Certes, les mères qui vivent dans les quartiers populaires existent déjà aux yeux de l’institution. Mais ce ne sont pas des mères. Ce sont des mamans. En particulier pour la politique de la ville, avec ses “mamans des cités”, déclassées et jamais respectées en tant que mères, comme pour signifier que ce que l’on cherche chez elles, c’est la dimension affective qu’on va pouvoir mobiliser pour tempérer les choses. En réduisant les mères à cette seule dimension affective et interpersonnelle, on cherche à s’appuyer sur le respect du jeune Arabe ou du jeune Noir pour sa mère, respect supposément inscrit dans sa “culture africaine” ou sa “culture méditerranéenne”. Ce que l’on cherche en valorisant médiatiquement et en soutenant politiquement et financièrement les “mamans des cités”, c’est leur fonction de tampon entre les institutions d’un côté, et de l’autre les jeunes Noirs et Arabes vivant dans les quartiers populaires, qui, lorsqu’ils sont excédés par les violences et les humiliations qu’ils subissent, n’ont d’autres choix que de brûler quelques voitures et quelques poubelles pour exister dans l’espace public et se faire entendre. Ne sors pas ce soir petit poisson, sinon tu vas encore faire pleurer ta maman ! Retiens ton fils, petite maman, sinon tu vas encore pleurer ce soir !
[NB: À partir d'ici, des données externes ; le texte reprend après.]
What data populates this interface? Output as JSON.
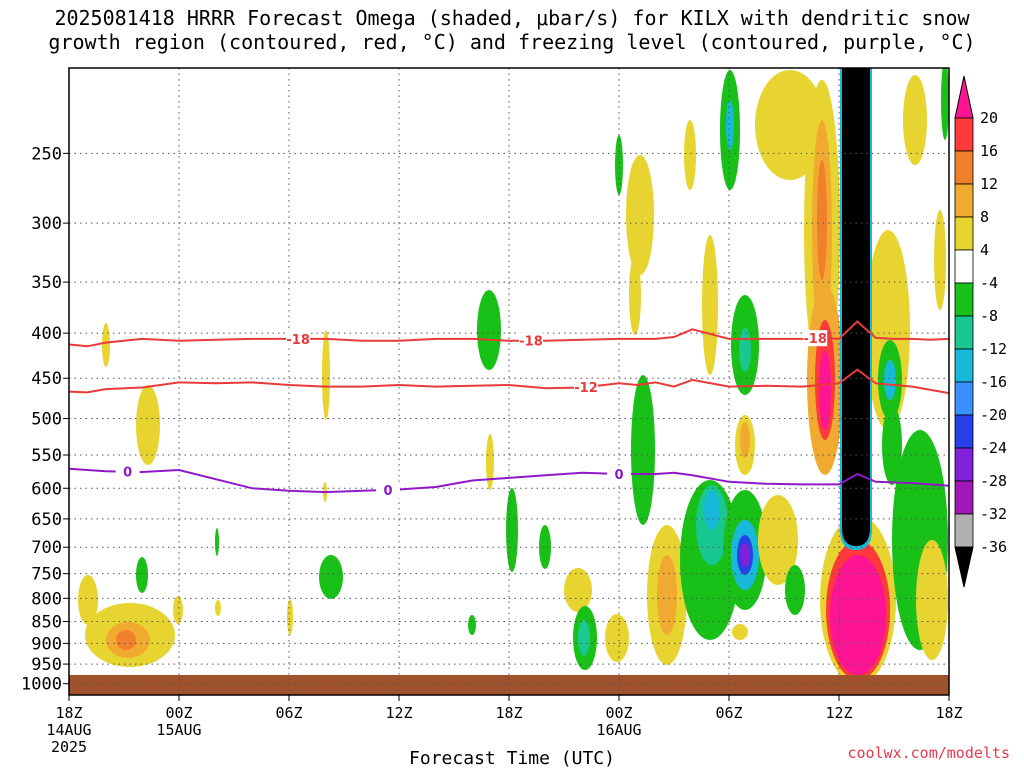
{
  "title_line1": "2025081418 HRRR Forecast Omega (shaded, μbar/s) for KILX with dendritic snow",
  "title_line2": "growth region (contoured, red, °C) and freezing level (contoured, purple, °C)",
  "credit": "coolwx.com/modelts",
  "chart_data": {
    "type": "heatmap",
    "title": "2025081418 HRRR Forecast Omega (shaded, μbar/s) for KILX with dendritic snow growth region (contoured, red, °C) and freezing level (contoured, purple, °C)",
    "xlabel": "Forecast Time (UTC)",
    "ylabel": "",
    "x_range_hours": [
      0,
      48
    ],
    "y_range_hPa": [
      1030,
      200
    ],
    "y_scale": "log",
    "grid": true,
    "y_ticks": [
      250,
      300,
      350,
      400,
      450,
      500,
      550,
      600,
      650,
      700,
      750,
      800,
      850,
      900,
      950,
      1000
    ],
    "x_ticks": [
      {
        "h": 0,
        "lines": [
          "18Z",
          "14AUG",
          "2025"
        ]
      },
      {
        "h": 6,
        "lines": [
          "00Z",
          "15AUG"
        ]
      },
      {
        "h": 12,
        "lines": [
          "06Z"
        ]
      },
      {
        "h": 18,
        "lines": [
          "12Z"
        ]
      },
      {
        "h": 24,
        "lines": [
          "18Z"
        ]
      },
      {
        "h": 30,
        "lines": [
          "00Z",
          "16AUG"
        ]
      },
      {
        "h": 36,
        "lines": [
          "06Z"
        ]
      },
      {
        "h": 42,
        "lines": [
          "12Z"
        ]
      },
      {
        "h": 48,
        "lines": [
          "18Z"
        ]
      }
    ],
    "colorbar": {
      "levels": [
        -36,
        -32,
        -28,
        -24,
        -20,
        -16,
        -12,
        -8,
        -4,
        4,
        8,
        12,
        16,
        20
      ],
      "labels": [
        "20",
        "16",
        "12",
        "8",
        "4",
        "-4",
        "-8",
        "-12",
        "-16",
        "-20",
        "-24",
        "-28",
        "-32",
        "-36"
      ],
      "colors_top_to_bottom": [
        "#ff1493",
        "#ff3a3a",
        "#f0802a",
        "#f0aa30",
        "#e8d430",
        "#ffffff",
        "#18c018",
        "#18c890",
        "#18b8d8",
        "#3a90ff",
        "#2840e8",
        "#8020d8",
        "#a018b8",
        "#b0b0b0",
        "#000000"
      ]
    },
    "contours": [
      {
        "label": "-18",
        "color": "#e83a3a",
        "x": [
          0,
          1,
          2,
          3,
          4,
          6,
          8,
          10,
          12,
          14,
          16,
          18,
          20,
          22,
          24,
          26,
          28,
          30,
          32,
          33,
          34,
          36,
          38,
          40,
          41,
          42,
          43,
          44,
          45,
          46,
          47,
          48
        ],
        "y": [
          412,
          414,
          410,
          408,
          406,
          408,
          407,
          406,
          406,
          406,
          408,
          408,
          406,
          406,
          408,
          408,
          407,
          406,
          406,
          404,
          396,
          406,
          406,
          406,
          405,
          406,
          388,
          405,
          406,
          406,
          407,
          406
        ],
        "labels_at_h": [
          12.5,
          25.2,
          40.7
        ]
      },
      {
        "label": "-12",
        "color": "#e83a3a",
        "x": [
          0,
          1,
          2,
          4,
          6,
          8,
          10,
          12,
          14,
          16,
          18,
          20,
          22,
          24,
          26,
          28,
          30,
          31,
          32,
          33,
          34,
          36,
          38,
          40,
          42,
          43,
          44,
          46,
          48
        ],
        "y": [
          466,
          467,
          463,
          461,
          455,
          456,
          455,
          458,
          460,
          460,
          458,
          460,
          459,
          458,
          462,
          461,
          456,
          458,
          455,
          460,
          452,
          460,
          459,
          460,
          456,
          440,
          456,
          460,
          468
        ],
        "labels_at_h": [
          28.2
        ]
      },
      {
        "label": "0",
        "color": "#9018c8",
        "x": [
          0,
          2,
          4,
          6,
          8,
          10,
          12,
          14,
          16,
          18,
          20,
          22,
          24,
          26,
          28,
          30,
          32,
          33,
          34,
          36,
          38,
          40,
          42,
          43,
          44,
          46,
          48
        ],
        "y": [
          570,
          574,
          575,
          572,
          586,
          600,
          604,
          606,
          604,
          602,
          598,
          588,
          584,
          580,
          576,
          578,
          578,
          576,
          580,
          590,
          593,
          594,
          594,
          578,
          590,
          592,
          596
        ],
        "labels_at_h": [
          3.2,
          17.4,
          30
        ]
      }
    ]
  }
}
Cet extrait, point de départ de nos discussions, illustre le point central du livre : le rôle des mères des quartiers populaires en France et en particulier des mères racisées. Ces mères sont vues comme des tampons entre les institutions (génératrices d’inégalités) et leurs enfants. La puissance des mères consiste alors à essayer de réconcilier ce qui n’est pas réconciliable, de justifier les actions de l’un par rapport à l’autre. Les mères sont vues comme des « agents au service du maintien de l’ordre social”, dont elles sont aussi victimes.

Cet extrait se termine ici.